Limitations on Constitutional Rights: The Logic of Proportionality
27 Pages Posted: 29 Aug 2009 Last revised: 9 Sep 2009
Date Written: August 2009
Abstract
Most modern constitutional rights instruments subject the rights they protect to limitation. Insofar as these Charters and Conventions are justiciable, they have conferred on courts the power and responsibility to interpret not only the rights granted, but also the limitations applicable.

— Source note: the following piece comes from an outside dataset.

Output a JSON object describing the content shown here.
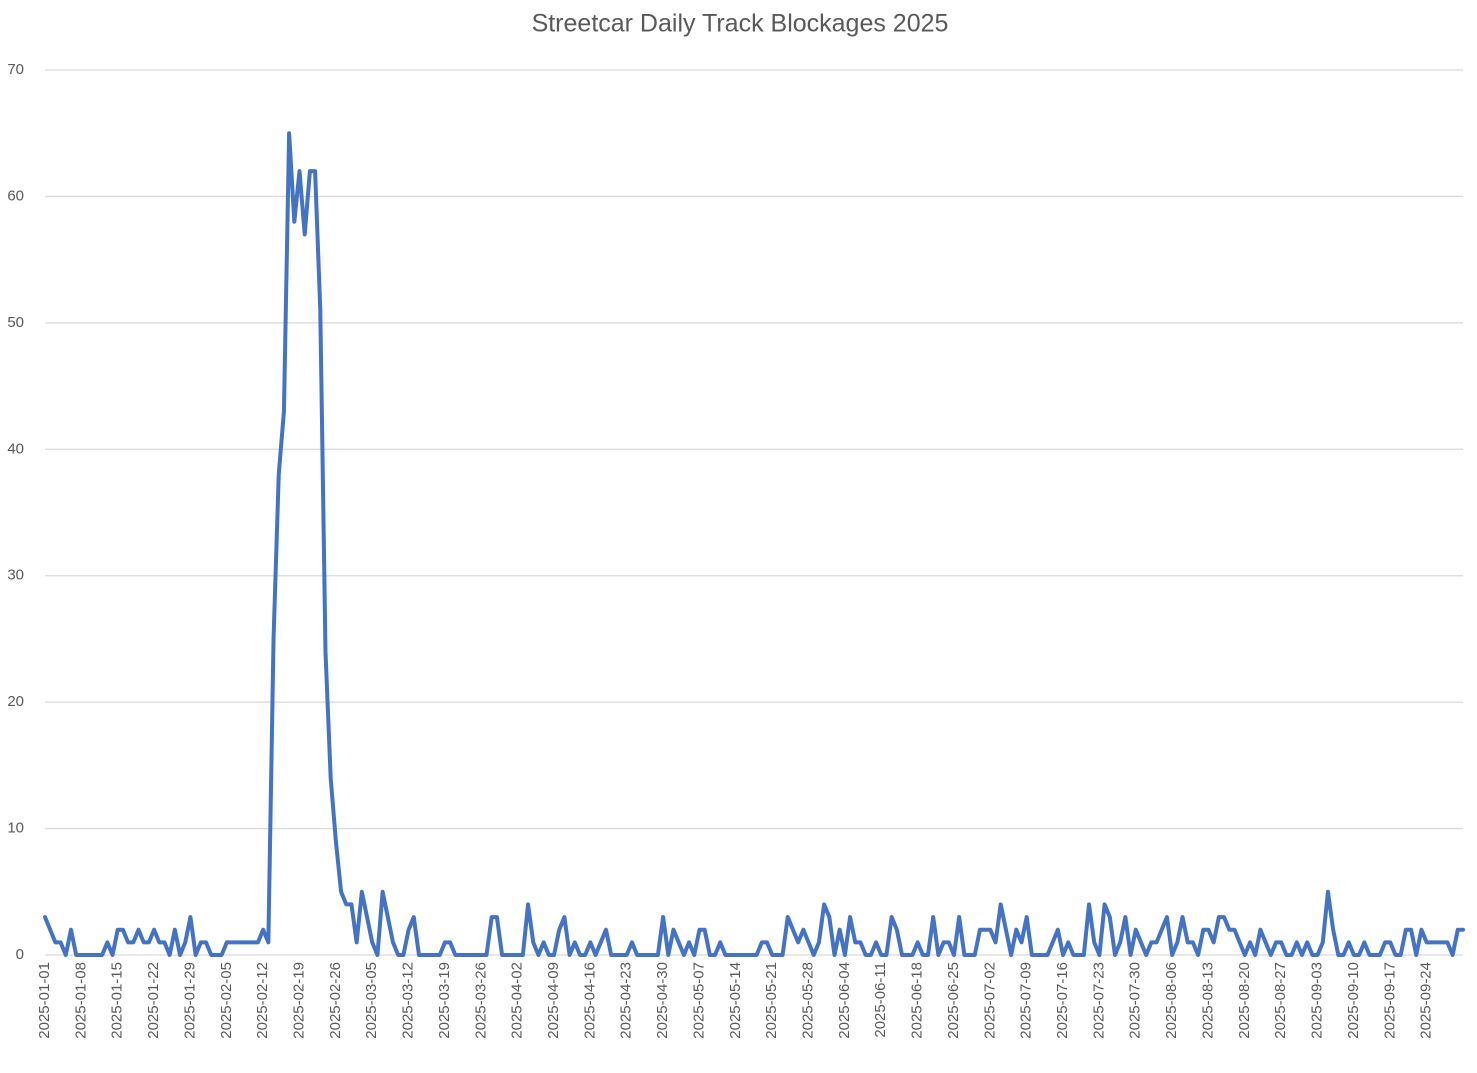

Subjecting rights to limits acknowledges the prospect of conflict between normative considerations in the human rights arena. Determining what other considerations can compete with rights and when they may succeed is the central task of adjudicating rights limitations. Courts and legal commentators have adopted the 'proportionality principle' as the method for working through conflicts between rights and other governmental objectives. This paper analyzes the logical function of the steps in a proportionality‐based assessment of a rights‐infringing provision, especially against the backdrop of the kind of causal and policy complexity that is common in modern governance. The ultimate point is to demonstrate that a proportionality test tells us very little about how to resolve constitutional conflict. Rather, it serves simply to make it clear whether there is an unavoidable conflict between a right and governmental objectives, and if so, exactly where the conflict lies. In other words, the proportionality 'test' works better to diagnose conflict than to resolve it. This leaves all the important questions about how such conflicts are to be resolved still be answered.